2 cups of your favourite nuts
5-7 Organic Medjool Dates (remove the stones!)
1/4 cup of juice or coconut milk or coconut oil
1/2 cup of Organic Tahini
1/4 cup of cacao
Extra organic desiccated coconut, organic cacao powder or chopped nuts to roll the balls in.
Blend all of the ingredients together in a food processor (you can vary the texture according to your personal preference.) Form into balls, then coat with either organic desiccated coconut, organic carob powder or chopped nuts & refrigerate. Enjoy!
Organic Good Morning Quinoa Porridge
A warming gluten free breakfast
1 cup Organic Quinoa
2 cup Water
1/2 cup Apples; thinly sliced
1/3 cup Organic Raisins
1/2 tsp Organic Ground Cinnamon
Milk or cream
Organic Raw Honey
Method: Rinse quinoa and add to water; bring to a boil. Reduce heat; simmer for 10 minutes. Add apples, raisins and cinnamon; simmer until water is absorbed. Serve with milk or cream and sweeten to taste with honey.
Coco Banana Bites
2 medium sized bananas
1/2 cup desiccated coconut
1. Squeeze the juice from the orange. Pour into a small bowl.
2. Peel the bananas. Cut off the ends.
3. Cut bananas into bite size pieces.
4. Spread coconut onto a sheet of grease proof paper or onto a cutting board.
5. Using a skewer or a fork, dip banana pieces into the orange juice.
6. Roll banana in coconut.
7. Eat immediately, or keep in the fridge until chilled.
Chicken and vegetable rice paper rolls
• 12 large rice paper rounds
• 1 green oak lettuce, leaves separated, washed, dried
• 1/2 large barbecued chicken, skin and bones removed, meat shredded
• 1 red capsicum, thinly sliced
• 1 Lebanese cucumber, halved, thinly sliced
• 1/2 cup bean sprouts, trimmed
• sweet chilli sauce, to serve
1. Half-fill a shallow dish with warm water. Dip 1 rice paper round in water. Place on work surface. Stand for 20 to 30 seconds or until soft enough to roll without splitting.
2. Place lettuce along edge of rice paper. Top with chicken, capsicum, cucumber and bean sprouts. Roll up, folding up edges to enclose filling. Cover roll with a damp tea towel to prevent it drying out. Repeat with remaining rice paper rounds and fillings to make 12 rolls. Cut in half. Serve rolls with sweet chilli sauce.

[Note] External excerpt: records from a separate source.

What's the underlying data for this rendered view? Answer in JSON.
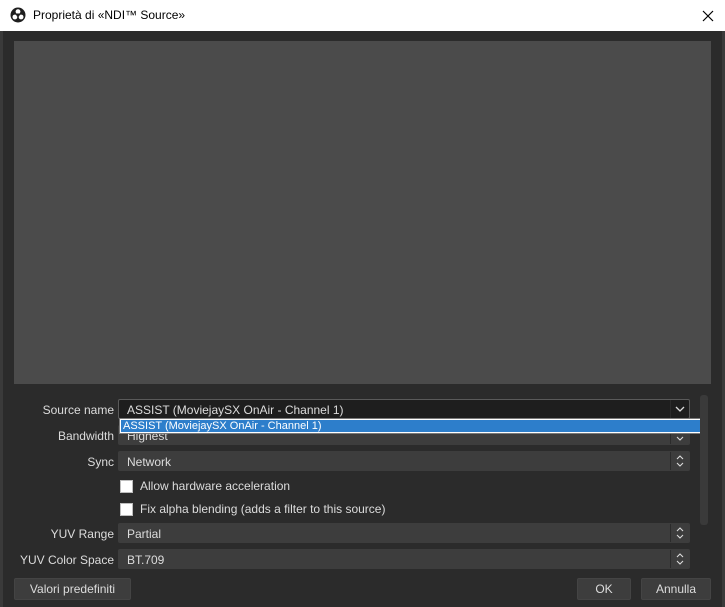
{
  "window": {
    "title": "Proprietà di «NDI™ Source»",
    "close_icon": "close-icon"
  },
  "properties": {
    "source_name": {
      "label": "Source name",
      "value": "ASSIST (MoviejaySX OnAir - Channel 1)",
      "dropdown_options": [
        "ASSIST (MoviejaySX OnAir - Channel 1)"
      ]
    },
    "bandwidth": {
      "label": "Bandwidth",
      "value": "Highest"
    },
    "sync": {
      "label": "Sync",
      "value": "Network"
    },
    "allow_hw_accel": {
      "label": "Allow hardware acceleration",
      "checked": false
    },
    "fix_alpha": {
      "label": "Fix alpha blending (adds a filter to this source)",
      "checked": false
    },
    "yuv_range": {
      "label": "YUV Range",
      "value": "Partial"
    },
    "yuv_color_space": {
      "label": "YUV Color Space",
      "value": "BT.709"
    }
  },
  "buttons": {
    "defaults": "Valori predefiniti",
    "ok": "OK",
    "cancel": "Annulla"
  }
}
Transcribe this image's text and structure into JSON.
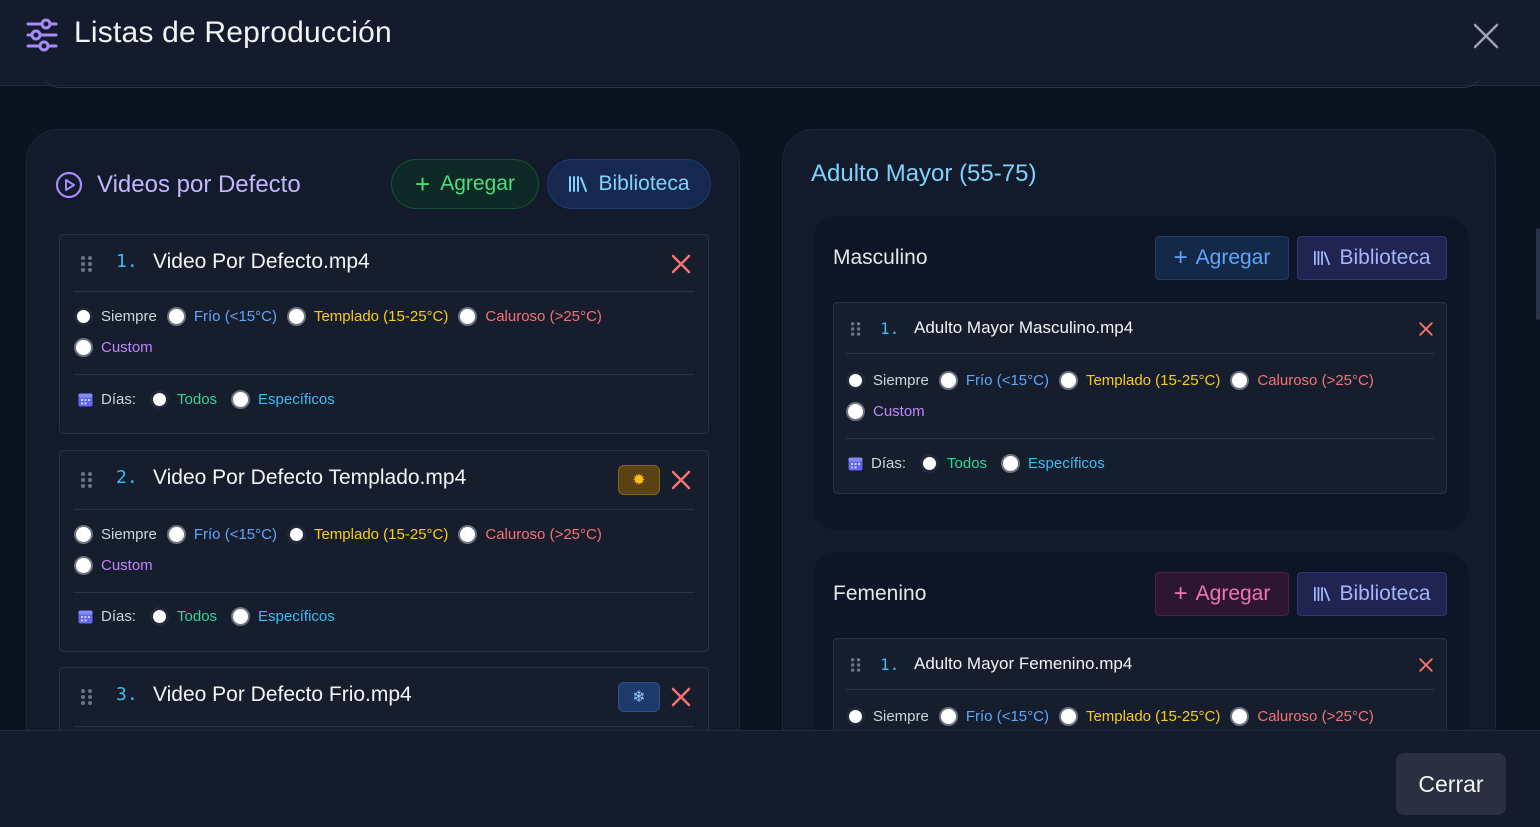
{
  "header": {
    "title": "Listas de Reproducción"
  },
  "weather_options": {
    "siempre": "Siempre",
    "frio": "Frío (<15°C)",
    "templado": "Templado (15-25°C)",
    "caluroso": "Caluroso (>25°C)",
    "custom": "Custom"
  },
  "days_options": {
    "label": "Días:",
    "todos": "Todos",
    "especificos": "Específicos"
  },
  "left_panel": {
    "title": "Videos por Defecto",
    "add_label": "Agregar",
    "library_label": "Biblioteca",
    "videos": [
      {
        "num": "1.",
        "name": "Video Por Defecto.mp4",
        "selected_weather": "siempre",
        "selected_days": "todos",
        "badge": ""
      },
      {
        "num": "2.",
        "name": "Video Por Defecto Templado.mp4",
        "selected_weather": "templado",
        "selected_days": "todos",
        "badge": "sun-icon"
      },
      {
        "num": "3.",
        "name": "Video Por Defecto Frio.mp4",
        "selected_weather": "",
        "selected_days": "",
        "badge": "snowflake-icon"
      }
    ]
  },
  "right_panel": {
    "title": "Adulto Mayor (55-75)",
    "groups": [
      {
        "title": "Masculino",
        "add_label": "Agregar",
        "library_label": "Biblioteca",
        "videos": [
          {
            "num": "1.",
            "name": "Adulto Mayor Masculino.mp4",
            "selected_weather": "siempre",
            "selected_days": "todos"
          }
        ]
      },
      {
        "title": "Femenino",
        "add_label": "Agregar",
        "library_label": "Biblioteca",
        "videos": [
          {
            "num": "1.",
            "name": "Adulto Mayor Femenino.mp4",
            "selected_weather": "siempre",
            "selected_days": ""
          }
        ]
      }
    ]
  },
  "footer": {
    "close_label": "Cerrar"
  }
}
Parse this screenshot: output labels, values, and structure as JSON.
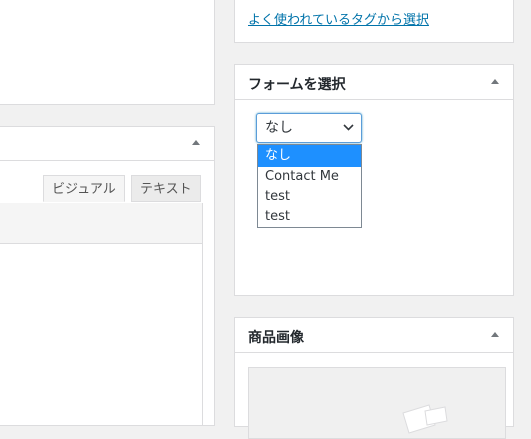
{
  "tags": {
    "link_label": "よく使われているタグから選択"
  },
  "editor": {
    "tab_visual": "ビジュアル",
    "tab_text": "テキスト"
  },
  "form_box": {
    "title": "フォームを選択",
    "selected": "なし",
    "options": [
      "なし",
      "Contact Me",
      "test",
      "test"
    ]
  },
  "image_box": {
    "title": "商品画像"
  },
  "icons": {
    "toggle": "triangle-up-icon",
    "chevron": "chevron-down-icon"
  }
}
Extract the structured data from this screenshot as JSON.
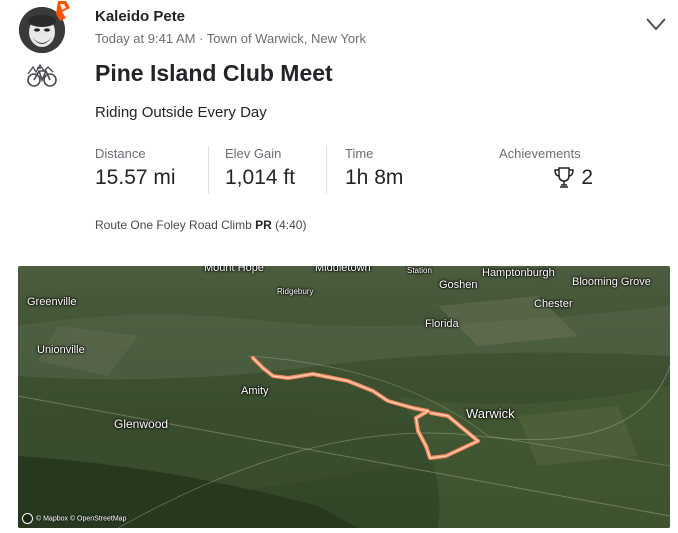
{
  "athlete": {
    "name": "Kaleido Pete",
    "meta": "Today at 9:41 AM · Town of Warwick, New York"
  },
  "activity": {
    "title": "Pine Island Club Meet",
    "description": "Riding Outside Every Day",
    "type_icon": "bike-icon"
  },
  "stats": [
    {
      "label": "Distance",
      "value": "15.57 mi"
    },
    {
      "label": "Elev Gain",
      "value": "1,014 ft"
    },
    {
      "label": "Time",
      "value": "1h 8m"
    }
  ],
  "achievements": {
    "label": "Achievements",
    "count": "2",
    "icon": "trophy-icon"
  },
  "segment": {
    "name": "Route One Foley Road Climb",
    "badge": "PR",
    "time": "(4:40)"
  },
  "map": {
    "route_color": "#fc8a5c",
    "labels": {
      "mount_hope": "Mount Hope",
      "middletown": "Middletown",
      "station": "Station",
      "hamptonburgh": "Hamptonburgh",
      "goshen": "Goshen",
      "blooming_grove": "Blooming Grove",
      "ridgebury": "Ridgebury",
      "chester": "Chester",
      "greenville": "Greenville",
      "florida": "Florida",
      "unionville": "Unionville",
      "amity": "Amity",
      "warwick": "Warwick",
      "glenwood": "Glenwood"
    },
    "attribution": "© Mapbox © OpenStreetMap"
  },
  "colors": {
    "brand": "#fc5200",
    "text": "#242428",
    "muted": "#6d6d78"
  }
}
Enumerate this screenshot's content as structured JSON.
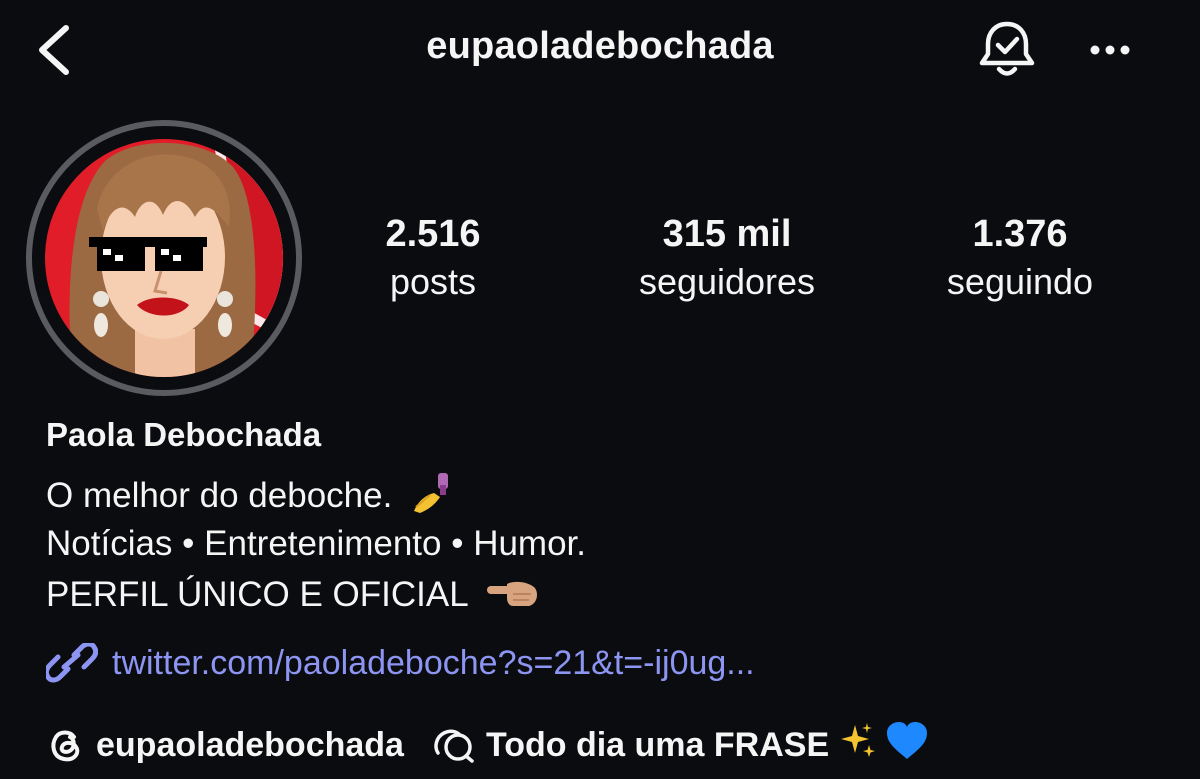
{
  "header": {
    "title": "eupaoladebochada",
    "back_icon": "chevron-left-icon",
    "bell_icon": "bell-check-icon",
    "more_icon": "more-horizontal-icon"
  },
  "stats": {
    "posts": {
      "value": "2.516",
      "label": "posts"
    },
    "followers": {
      "value": "315 mil",
      "label": "seguidores"
    },
    "following": {
      "value": "1.376",
      "label": "seguindo"
    }
  },
  "profile": {
    "name": "Paola Debochada",
    "bio": [
      "O melhor do deboche.",
      "Notícias • Entretenimento • Humor.",
      "PERFIL ÚNICO E OFICIAL"
    ],
    "link": "twitter.com/paoladeboche?s=21&t=-ij0ug...",
    "threads_handle": "eupaoladebochada",
    "note": "Todo dia uma FRASE"
  },
  "colors": {
    "background": "#0b0c10",
    "text": "#f5f5f5",
    "link": "#8d95f2",
    "ring": "#5a5b60"
  }
}
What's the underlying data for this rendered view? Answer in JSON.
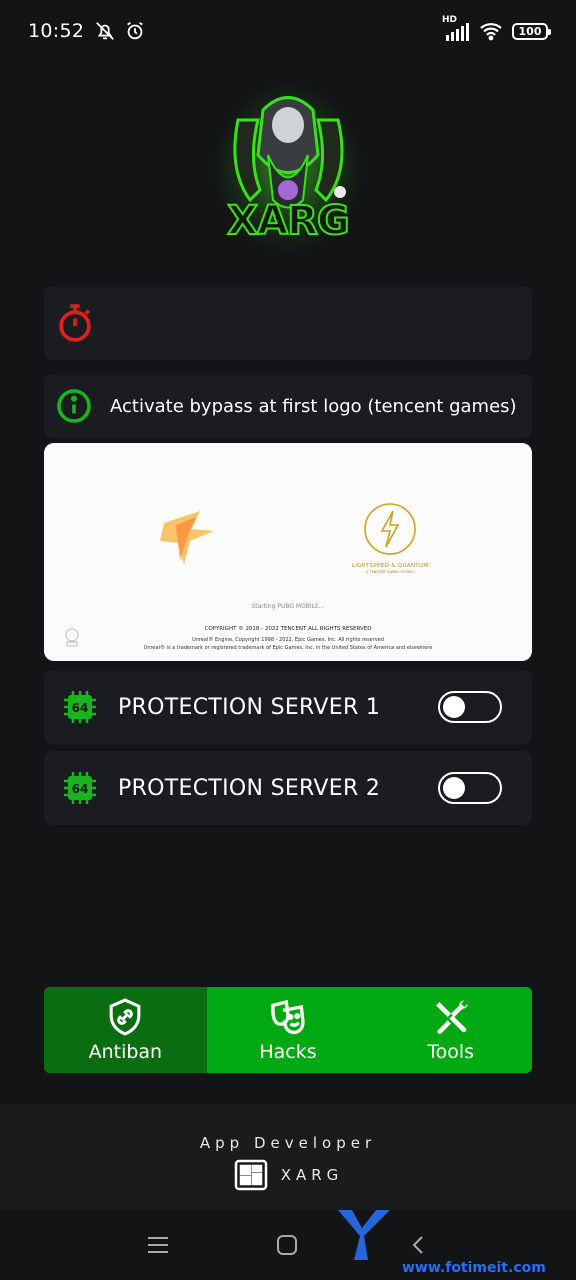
{
  "status": {
    "time": "10:52",
    "network": "HD",
    "battery": "100"
  },
  "timer_card": {
    "icon": "timer-icon",
    "text": ""
  },
  "info_card": {
    "icon": "info-icon",
    "text": "Activate bypass at first logo (tencent games)"
  },
  "preview": {
    "brand_right": "LIGHTSPEED & QUANTUM",
    "brand_right_sub": "A TENCENT GAMES STUDIO",
    "starting": "Starting PUBG MOBILE...",
    "copyright": "COPYRIGHT © 2018 - 2022 TENCENT ALL RIGHTS RESERVED",
    "legal_1": "Unreal® Engine, Copyright 1998 - 2022, Epic Games, Inc.  All rights reserved",
    "legal_2": "Unreal® is a trademark or registered trademark of Epic Games, Inc. in the United States of America and elsewhere"
  },
  "servers": [
    {
      "label": "PROTECTION SERVER 1",
      "badge": "64",
      "enabled": false
    },
    {
      "label": "PROTECTION SERVER 2",
      "badge": "64",
      "enabled": false
    }
  ],
  "bottom_nav": [
    {
      "label": "Antiban",
      "icon": "shield-link-icon",
      "active": true
    },
    {
      "label": "Hacks",
      "icon": "masks-icon",
      "active": false
    },
    {
      "label": "Tools",
      "icon": "tools-icon",
      "active": false
    }
  ],
  "footer": {
    "title": "App Developer",
    "name": "XARG"
  },
  "logo": {
    "text": "XARG"
  },
  "watermark": {
    "text": "www.fotimeit.com"
  },
  "colors": {
    "accent_green": "#00a811",
    "active_green": "#0a6d12",
    "timer_red": "#e0201f",
    "info_green": "#19b51f"
  }
}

Slow Cooked Moroccan Beef Stew
This is one of the simplest meals you will make, and it is delicious!
Ingredients 650g Triple B Diced Beef
½ tsp Himalayan Sea Salt - Fine
½ tsp Organic Ground Black Pepper
2 tblsp Butter 1 red onion, peeled & cut into 8ths
½ tsp Organic Ground Cumin
½ tsp Organic Ground Turmeric
1 tsp Organic Ground Cinnamon
½ tsp grated fresh ginger (or ground ginger)
3 medium carrots, thinly sliced
1 capsicum, thinly sliced
¾ cup Medjool Dates, halved
4 cups beef stock
Season the beef with salt & pepper. Melt the butter in frying pan, brown the seasoned meat for 5-10mins on medium heat until brown on all sides. Meanwhile prepare the rest of the ingredients and place them in the slow cooker, once the meat is browned, add this to the rest of the ingredients and stir together well. Cook on high for 7-8 hours or on low for 10-12 hours. Serve with some basmati rice or potatoes.